Милая мама! Ты заботишься о здоровье дочки. Тебя волнует, чтобы ее не продуло коварным осенним ветром, чтобы она не промочила ноги. А твоей дочке через две недели исполняется шестнадцать, и ее волнует и заботит совсем другое. В ней вновь проснулось желание быть красивой, обворожительной. Она вновь хочет нравиться. Маша встряхивала непокрытой головой и топала прямиком через водяной ковер из луж в своих открытых туфельках. И это ничего, что нудит вчерашний дождь, что плащ холодный, а туфельки вообще не по сезону. Зато новый плащ, подчеркивающий ее тонюсенькую талию, платок на шее, маленькие туфельки – все это ей идет. И даже если завтра она заболеет… Что ж, значит, Женька снова будет приходить, навещать ее каждый день. Не сердись, мамочка…

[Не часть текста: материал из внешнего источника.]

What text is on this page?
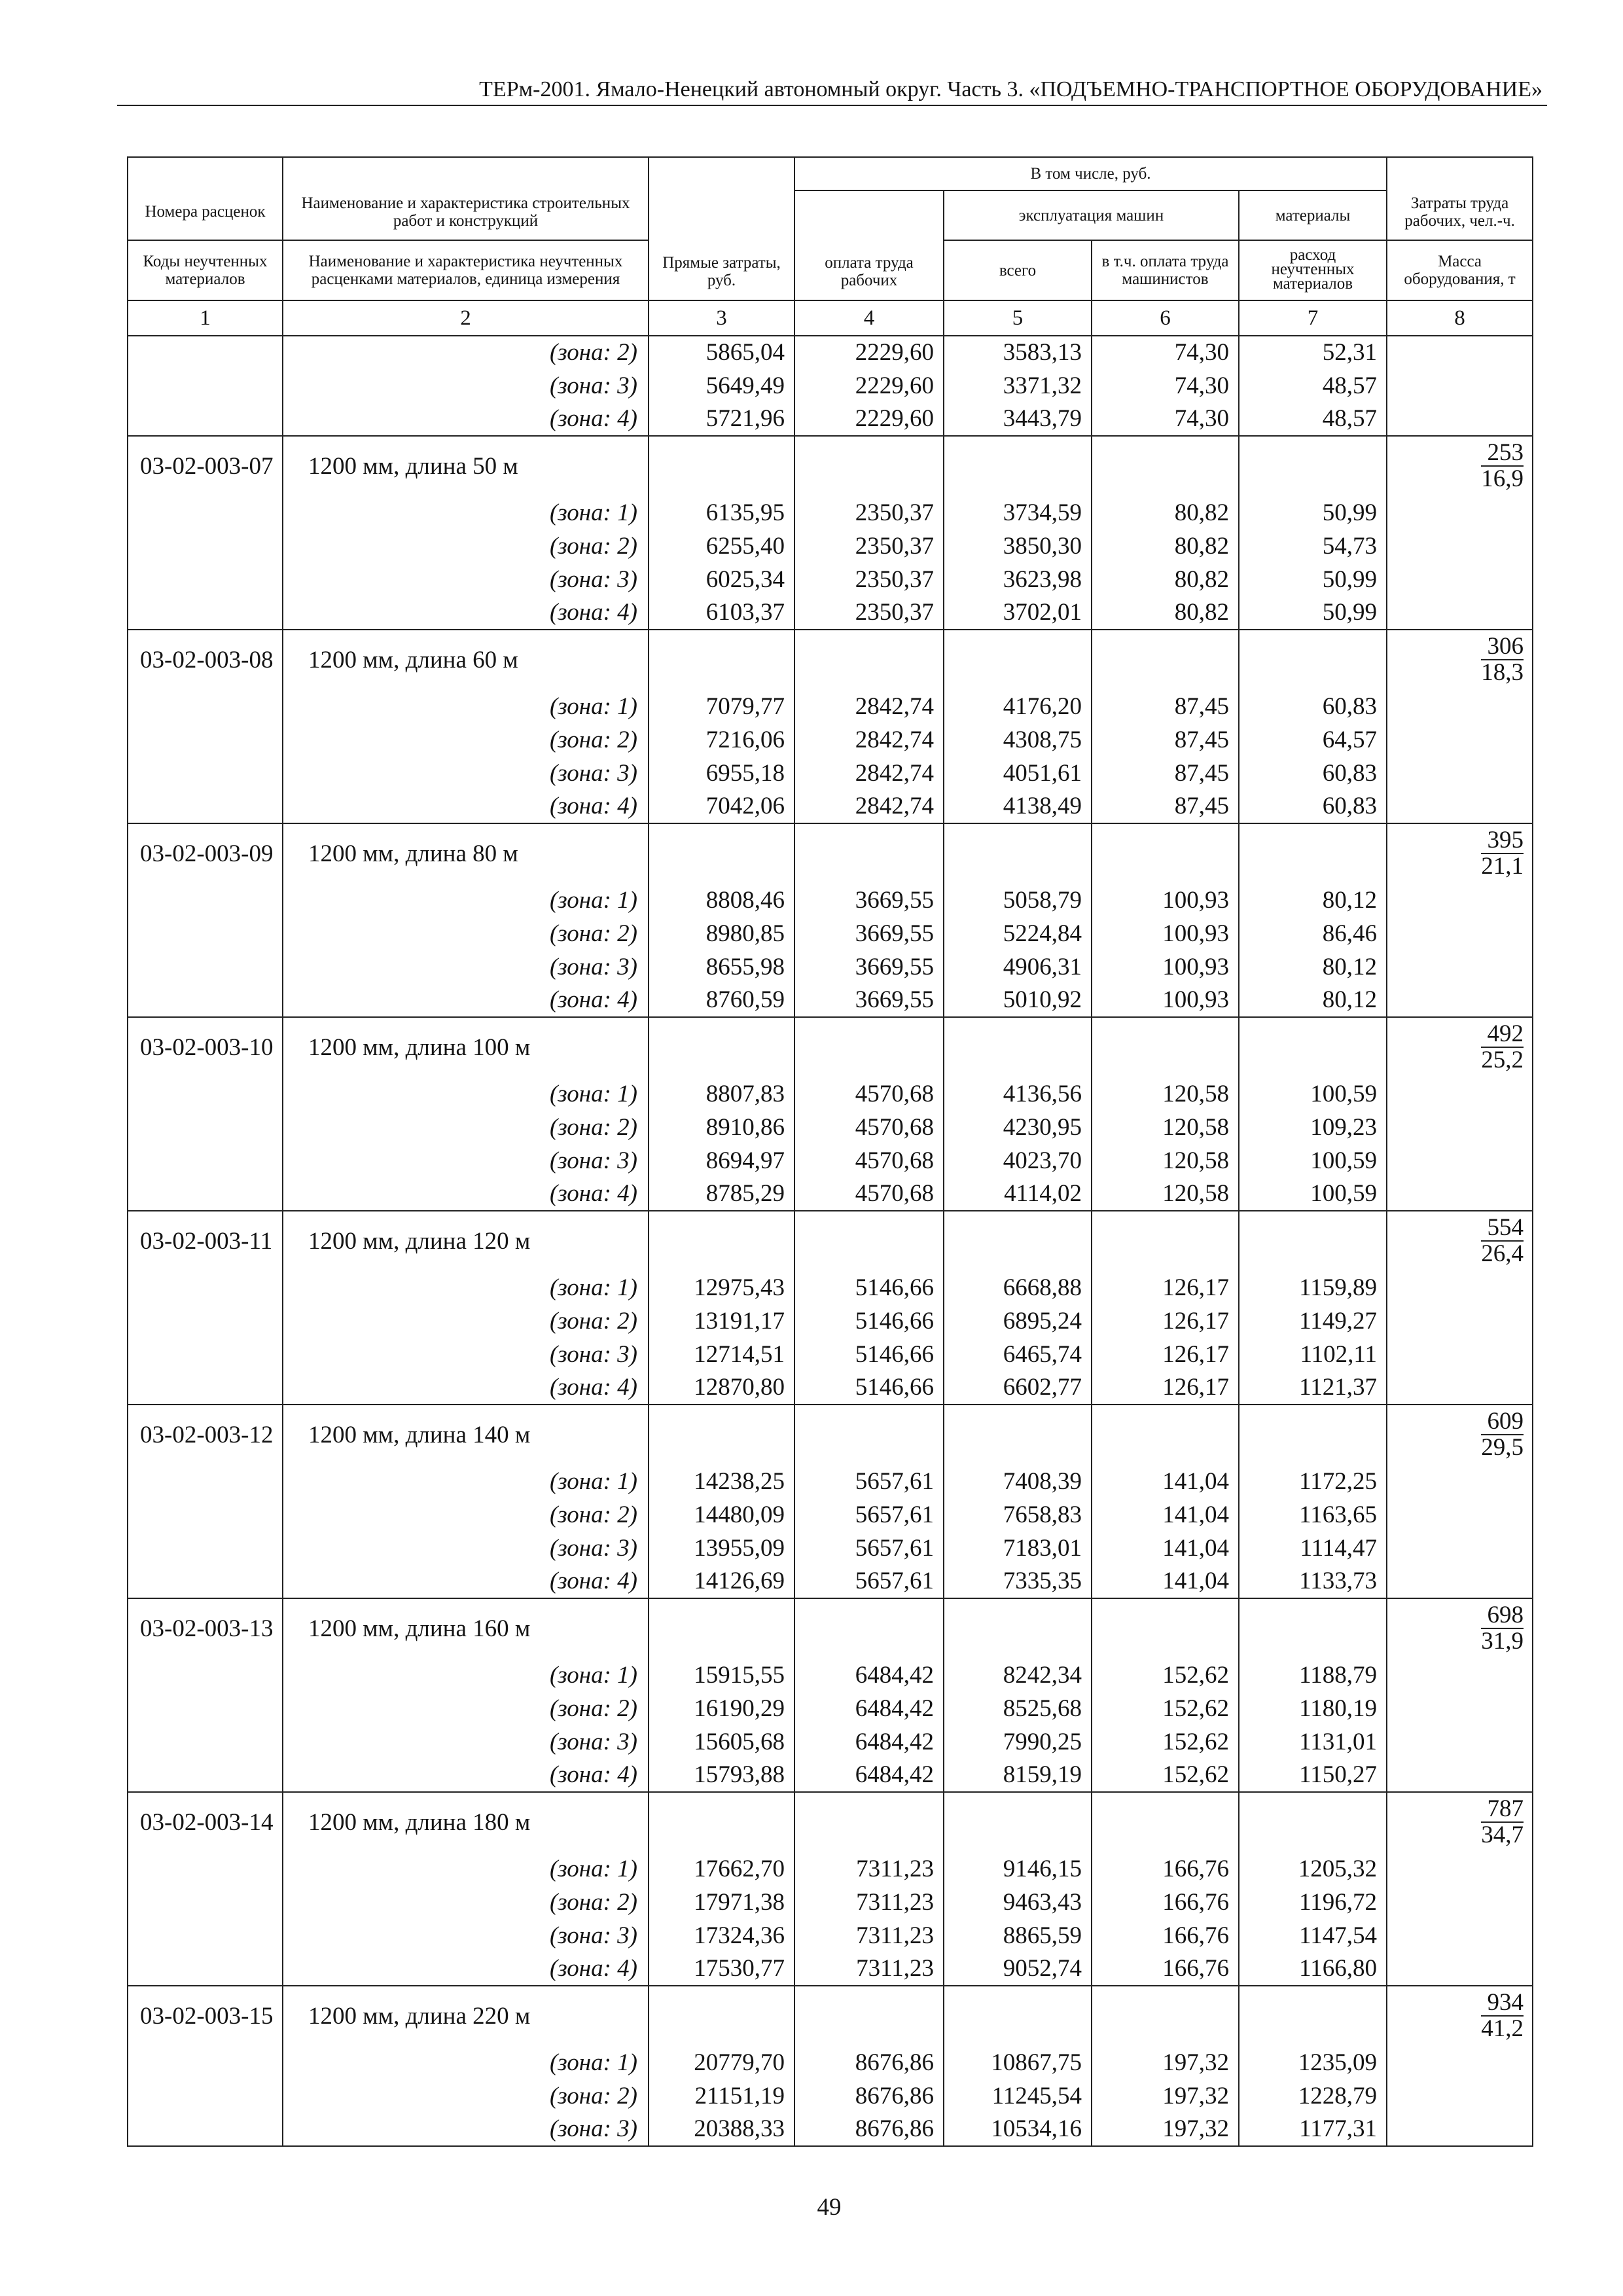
ТЕРм-2001. Ямало-Ненецкий автономный округ. Часть 3. «ПОДЪЕМНО-ТРАНСПОРТНОЕ ОБОРУДОВАНИЕ»
Номера расценок	Наименование и характеристика строительных работ и конструкций	Прямые затраты, руб.	В том числе, руб.				Затраты труда рабочих, чел.-ч.
			оплата труда рабочих	эксплуатация машин		материалы	
Коды неучтенных материалов	Наименование и характеристика неучтенных расценками материалов, единица измерения			всего	в т.ч. оплата труда машинистов	расход неучтенных материалов	Масса оборудования, т
1	2	3	4	5	6	7	8
	(зона: 2)	5865,04	2229,60	3583,13	74,30	52,31	
	(зона: 3)	5649,49	2229,60	3371,32	74,30	48,57	
	(зона: 4)	5721,96	2229,60	3443,79	74,30	48,57	
03-02-003-07	1200 мм, длина 50 м						$\frac{253}{16,9}$

	(зона: 1)	6135,95	2350,37	3734,59	80,82	50,99	
	(зона: 2)	6255,40	2350,37	3850,30	80,82	54,73	
	(зона: 3)	6025,34	2350,37	3623,98	80,82	50,99	
	(зона: 4)	6103,37	2350,37	3702,01	80,82	50,99	
03-02-003-08	1200 мм, длина 60 м						$\frac{306}{18,3}$

	(зона: 1)	7079,77	2842,74	4176,20	87,45	60,83	
	(зона: 2)	7216,06	2842,74	4308,75	87,45	64,57	
	(зона: 3)	6955,18	2842,74	4051,61	87,45	60,83	
	(зона: 4)	7042,06	2842,74	4138,49	87,45	60,83	
03-02-003-09	1200 мм, длина 80 м						$\frac{395}{21,1}$

	(зона: 1)	8808,46	3669,55	5058,79	100,93	80,12	
	(зона: 2)	8980,85	3669,55	5224,84	100,93	86,46	
	(зона: 3)	8655,98	3669,55	4906,31	100,93	80,12	
	(зона: 4)	8760,59	3669,55	5010,92	100,93	80,12	
03-02-003-10	1200 мм, длина 100 м						$\frac{492}{25,2}$

	(зона: 1)	8807,83	4570,68	4136,56	120,58	100,59	
	(зона: 2)	8910,86	4570,68	4230,95	120,58	109,23	
	(зона: 3)	8694,97	4570,68	4023,70	120,58	100,59	
	(зона: 4)	8785,29	4570,68	4114,02	120,58	100,59	
03-02-003-11	1200 мм, длина 120 м						$\frac{554}{26,4}$

	(зона: 1)	12975,43	5146,66	6668,88	126,17	1159,89	
	(зона: 2)	13191,17	5146,66	6895,24	126,17	1149,27	
	(зона: 3)	12714,51	5146,66	6465,74	126,17	1102,11	
	(зона: 4)	12870,80	5146,66	6602,77	126,17	1121,37	
03-02-003-12	1200 мм, длина 140 м						$\frac{609}{29,5}$

	(зона: 1)	14238,25	5657,61	7408,39	141,04	1172,25	
	(зона: 2)	14480,09	5657,61	7658,83	141,04	1163,65	
	(зона: 3)	13955,09	5657,61	7183,01	141,04	1114,47	
	(зона: 4)	14126,69	5657,61	7335,35	141,04	1133,73	
03-02-003-13	1200 мм, длина 160 м						$\frac{698}{31,9}$

	(зона: 1)	15915,55	6484,42	8242,34	152,62	1188,79	
	(зона: 2)	16190,29	6484,42	8525,68	152,62	1180,19	
	(зона: 3)	15605,68	6484,42	7990,25	152,62	1131,01	
	(зона: 4)	15793,88	6484,42	8159,19	152,62	1150,27	
03-02-003-14	1200 мм, длина 180 м						$\frac{787}{34,7}$

	(зона: 1)	17662,70	7311,23	9146,15	166,76	1205,32	
	(зона: 2)	17971,38	7311,23	9463,43	166,76	1196,72	
	(зона: 3)	17324,36	7311,23	8865,59	166,76	1147,54	
	(зона: 4)	17530,77	7311,23	9052,74	166,76	1166,80	
03-02-003-15	1200 мм, длина 220 м						$\frac{934}{41,2}$

	(зона: 1)	20779,70	8676,86	10867,75	197,32	1235,09	
	(зона: 2)	21151,19	8676,86	11245,54	197,32	1228,79	
	(зона: 3)	20388,33	8676,86	10534,16	197,32	1177,31	
49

Женька доотступался, очнувшись посреди разлившегося между тротуарами моря. Он выбрался на берег. Маша нагнала его и взяла под руку:

– Не убегай. Мне без тебя холодно.

– Я любовался тобой. Ты сегодня обалденна, как королева… Пожалуй, ты даже слишком красива.

– Немцы говорят: «Все, что слишком, – все плохо».

– Немцы до противного рационалисты. Но в чем-то они правы. Наверное, было б лучше, будь твоя красота не такая… выпендрежная.

– Для кого лучше?

– Для тебя, разумеется. «Потому что нельзя быть на свете красивой такой».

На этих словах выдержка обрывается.